Epoxidation and 1,2-Dihydroxylation of Alkenes by a Nonheme Iron Model System − DFT Supports the Mechanism Proposed by Experiment

Abstract

The FeII complexes of two isomeric pentadentate bispidine ligands in the presence of H2O2 are catalytically active for the epoxidation and 1,2-dihydroxylation of cyclooctene (bispidine = 3,7-diazabicyclo[3.3.1]nonane; the two isomeric pentadentate bispidine ligands discussed here have two tertiary amine and three pyridine donors). The published spectroscopic and mechanistic data, which include an extensive set of 18O labeling experiments, suggest that the FeIV=O complex is the catalytically active species, which produces epoxide as well as cis- and trans-1,2-dihydroxylated products. Several observations from the published experimental study are addressed with hybrid density functional methods and, in general, the calculations support the proposed, for nonheme iron model systems novel mechanism, where the formation of a radical intermediate emerges from the reaction of the FeIV=O oxidant and cyclooctene.
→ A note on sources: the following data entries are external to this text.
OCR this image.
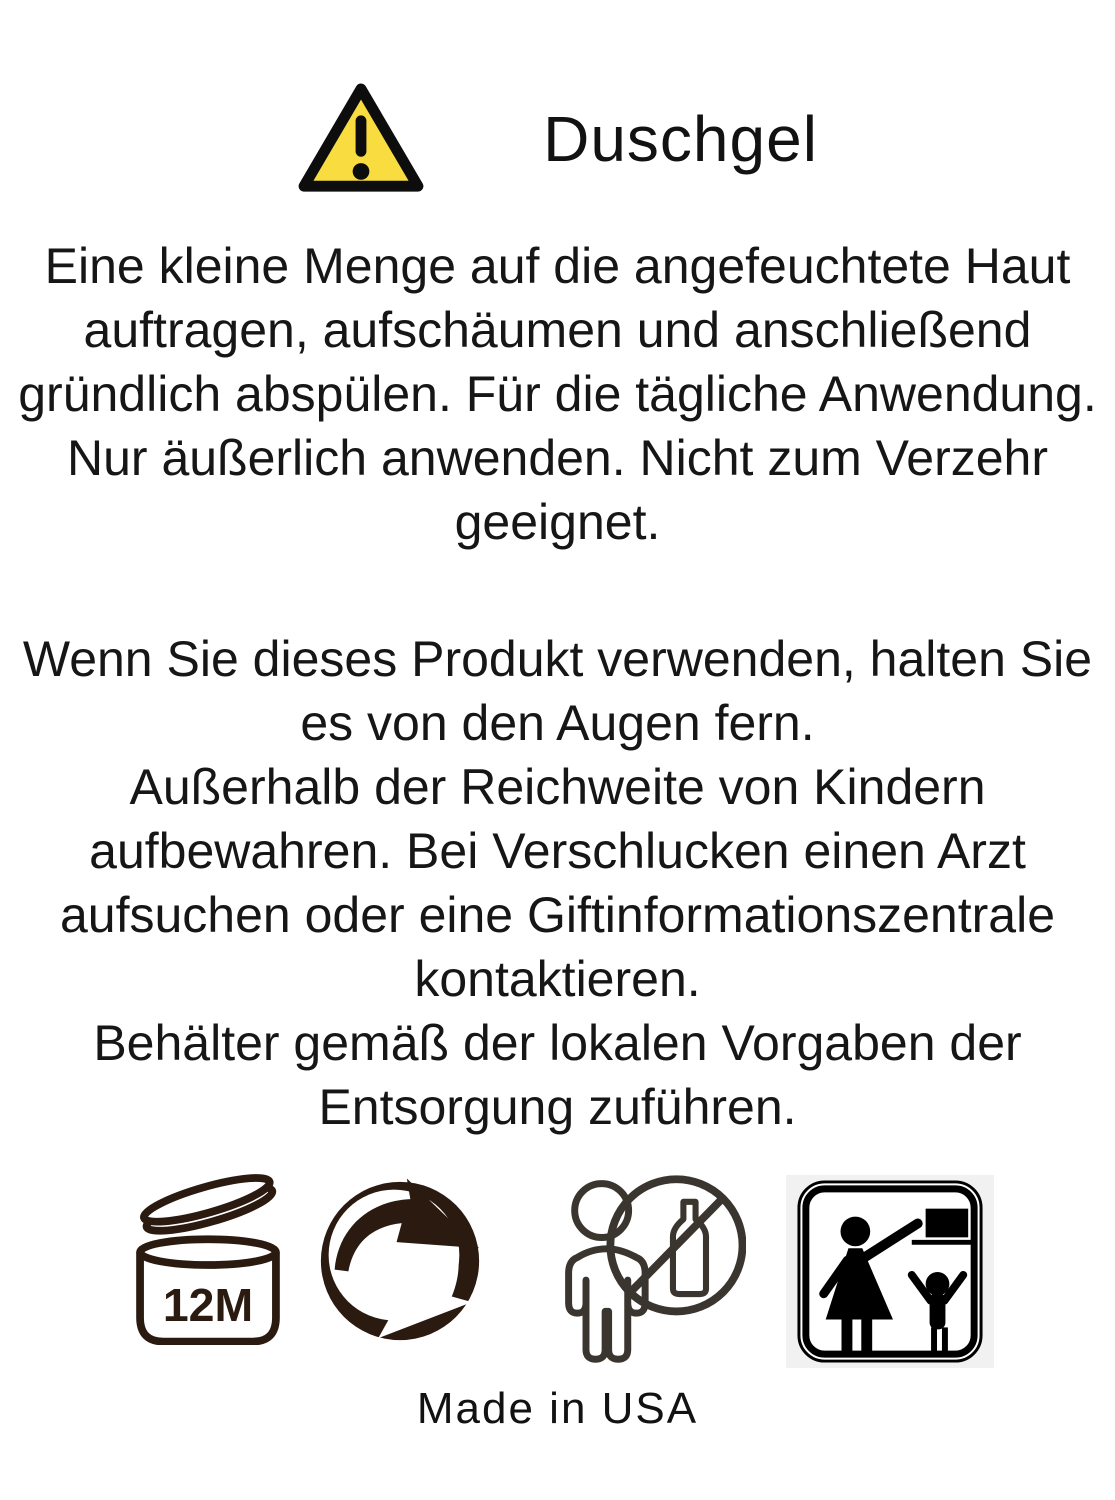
Duschgel
Eine kleine Menge auf die angefeuchtete Haut
auftragen, aufschäumen und anschließend
gründlich abspülen. Für die tägliche Anwendung.
Nur äußerlich anwenden. Nicht zum Verzehr
geeignet.
Wenn Sie dieses Produkt verwenden, halten Sie
es von den Augen fern.
Außerhalb der Reichweite von Kindern
aufbewahren. Bei Verschlucken einen Arzt
aufsuchen oder eine Giftinformationszentrale
kontaktieren.
Behälter gemäß der lokalen Vorgaben der
Entsorgung zuführen.
12M
Made in USA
The calculations suggest that the S = 1 ground state of the FeIV=O complex reacts with cyclooctene in a stepwise reaction, leading to the formation of a carbon-based radical intermediate. This radical is captured by O2 from air to produce the majority of the epoxide products in an aerobic atmosphere. Under anaerobic conditions, the produced epoxide product is due to the cyclization of the radical intermediate. Several possible spin states (ST = 3, 2, 1, 0) of the radical intermediate are close in energy. As a result of the substantial energy barrier, calculated for the ST = 3 spin ground state, a spin-crossover during the cyclization step is assumed, and a possible two-state scenario is found, where the S = 2 state of the FeIV=O complex participates in the catalytic mechanism. The 1,2-dihydroxylation proceeds, as suggested by experiment, via an unprecedented pathway, where the radical intermediate is captured by a hydroxyl radical, the source of which is FeIII-OOH, and this reaction is barrierless. The calculations suggest that dihydroxylation can also occur by a direct oxidation pathway from FeIII-OOH. The strikingly different reactivities observed with the two isomeric bispidine FeII complexes are rationalized on the basis of structural and electronic differences.